For sitewide content changes (a new design, an updated nav), we just deploy — the deploy busts all caches via the new asset hashes.
A few patterns we tried and abandoned:
Short TTLs everywhere. "Just cache for 60 seconds so it's always fresh-ish." Sounds safe. Result: every page request hits origin within a minute of the previous one, which negates most of the caching benefit. The cache only helps if the TTL is meaningfully longer than the inter-request interval for popular content.
Invalidating wildcards aggressively. aws cloudfront create-invalidation --paths "/*" to clear everything after a deploy. Works once. Twice. Then you blow through the free quota and start spending real money on invalidations. Worse: wildcard invalidation is slow (15-30 minutes for full propagation). For deploys, hash your assets so invalidation isn't necessary.
Trying to cache user-specific content. "Cache for 10 seconds per user — bad ideas compound; if the user is logged out for those 10 seconds, the wrong content gets served. We now use Cache-Control: private for anything user-specific; CDN doesn't touch it.
Cookie-based cache keys. "Vary on the auth cookie so logged-in users get their own cache." Quickly explodes cache count (one per session); CDN cache hit rate drops to near zero. Just don't cache logged-in content.
What we monitor:
- CDN cache hit ratio per path pattern. Target: > 90% for static assets, > 70% for cacheable HTML. Drops mean misconfigured cache headers somewhere.

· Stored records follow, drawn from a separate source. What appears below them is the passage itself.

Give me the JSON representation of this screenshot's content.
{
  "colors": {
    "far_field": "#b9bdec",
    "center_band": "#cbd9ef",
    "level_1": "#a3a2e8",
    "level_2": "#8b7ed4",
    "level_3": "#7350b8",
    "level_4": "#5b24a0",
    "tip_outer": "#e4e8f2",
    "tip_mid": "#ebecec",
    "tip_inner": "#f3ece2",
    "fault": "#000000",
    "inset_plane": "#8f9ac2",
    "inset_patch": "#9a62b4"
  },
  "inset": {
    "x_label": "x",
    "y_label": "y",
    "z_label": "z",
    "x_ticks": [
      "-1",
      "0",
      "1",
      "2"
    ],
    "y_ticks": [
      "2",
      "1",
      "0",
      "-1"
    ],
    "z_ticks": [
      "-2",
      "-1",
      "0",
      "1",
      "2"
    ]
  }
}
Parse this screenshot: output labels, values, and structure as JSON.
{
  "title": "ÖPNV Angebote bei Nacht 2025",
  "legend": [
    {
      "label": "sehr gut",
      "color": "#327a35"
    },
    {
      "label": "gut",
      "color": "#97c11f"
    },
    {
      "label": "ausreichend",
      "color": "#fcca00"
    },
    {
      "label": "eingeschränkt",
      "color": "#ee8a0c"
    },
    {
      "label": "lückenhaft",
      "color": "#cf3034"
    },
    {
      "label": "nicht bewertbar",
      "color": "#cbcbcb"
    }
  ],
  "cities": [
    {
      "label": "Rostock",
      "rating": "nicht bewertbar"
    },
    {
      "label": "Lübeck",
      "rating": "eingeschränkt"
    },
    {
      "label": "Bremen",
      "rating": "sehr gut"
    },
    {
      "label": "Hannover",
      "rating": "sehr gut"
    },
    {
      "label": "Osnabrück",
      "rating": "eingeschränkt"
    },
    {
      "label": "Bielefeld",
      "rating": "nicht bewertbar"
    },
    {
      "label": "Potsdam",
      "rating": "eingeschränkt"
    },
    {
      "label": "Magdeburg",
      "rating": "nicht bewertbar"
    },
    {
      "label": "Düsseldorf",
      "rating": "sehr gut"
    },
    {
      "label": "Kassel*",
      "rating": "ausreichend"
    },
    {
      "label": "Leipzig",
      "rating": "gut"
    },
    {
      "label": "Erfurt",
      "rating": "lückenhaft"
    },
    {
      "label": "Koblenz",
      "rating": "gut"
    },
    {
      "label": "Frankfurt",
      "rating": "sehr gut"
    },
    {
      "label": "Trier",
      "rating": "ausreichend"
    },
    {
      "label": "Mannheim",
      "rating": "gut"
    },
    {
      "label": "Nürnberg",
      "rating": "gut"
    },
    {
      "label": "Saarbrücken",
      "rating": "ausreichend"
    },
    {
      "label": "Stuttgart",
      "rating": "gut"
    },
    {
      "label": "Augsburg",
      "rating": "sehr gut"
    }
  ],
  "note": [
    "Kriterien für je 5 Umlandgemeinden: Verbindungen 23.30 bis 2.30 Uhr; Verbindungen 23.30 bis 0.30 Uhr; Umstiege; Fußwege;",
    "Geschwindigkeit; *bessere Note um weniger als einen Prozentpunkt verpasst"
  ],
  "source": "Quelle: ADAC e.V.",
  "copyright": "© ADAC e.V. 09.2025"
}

- Origin request rate. Sudden spikes after a deploy = cache busting that wasn't expected.
- Invalidation count per day. > 50/day suggests we're using invalidations as a crutch for the wrong thing.
- Stale-while-revalidate hit rate. How often we serve stale and refresh in background. Healthy systems have meaningful SWR usage.
CloudFront exports these metrics to CloudWatch. We pull them into Grafana for the dashboards.
A cheat sheet:
| Content type | Strategy |
|---|
| Compiled JS/CSS with hash | immutable; max-age=1yr |
| Logo, favicons | max-age=1day (changes rarely; deploy bumps if needed) |
| Blog post HTML | s-maxage=1hr, stale-while-revalidate=1day + explicit invalidation on edit |
| Sitemap, RSS | s-maxage=6hr |
| OG images / social-share images | s-maxage=1week |
| User-specific (logged-in pages) | Cache-Control: private — don't cache at CDN |
| API: stable list endpoints | s-maxage=5min |
| API: user-specific | Cache-Control: private |
|
These are starting points. Adjust based on your content's actual change rate.
Content-hash everything you can. Static asset names with hashes = the invalidation problem solved.
Cache-Control with stale-while-revalidate. The single most underused HTTP cache directive. Read about it.
Different TTLs per content type. Don't pick one number; classify your content.
Explicit invalidation only for user-visible content edits. Not for deploys (use hashing); not for sitewide changes (use deploys).
Don't cache logged-in content at the CDN. The complexity vs benefit isn't worth it.
Monitor cache hit ratio. Catches misconfiguration faster than anything else.
CDN cache invalidation isn't a hard problem per content type — it's a hard problem when you have many content types and one strategy. Pick the right tool per type; the operational pain mostly goes away.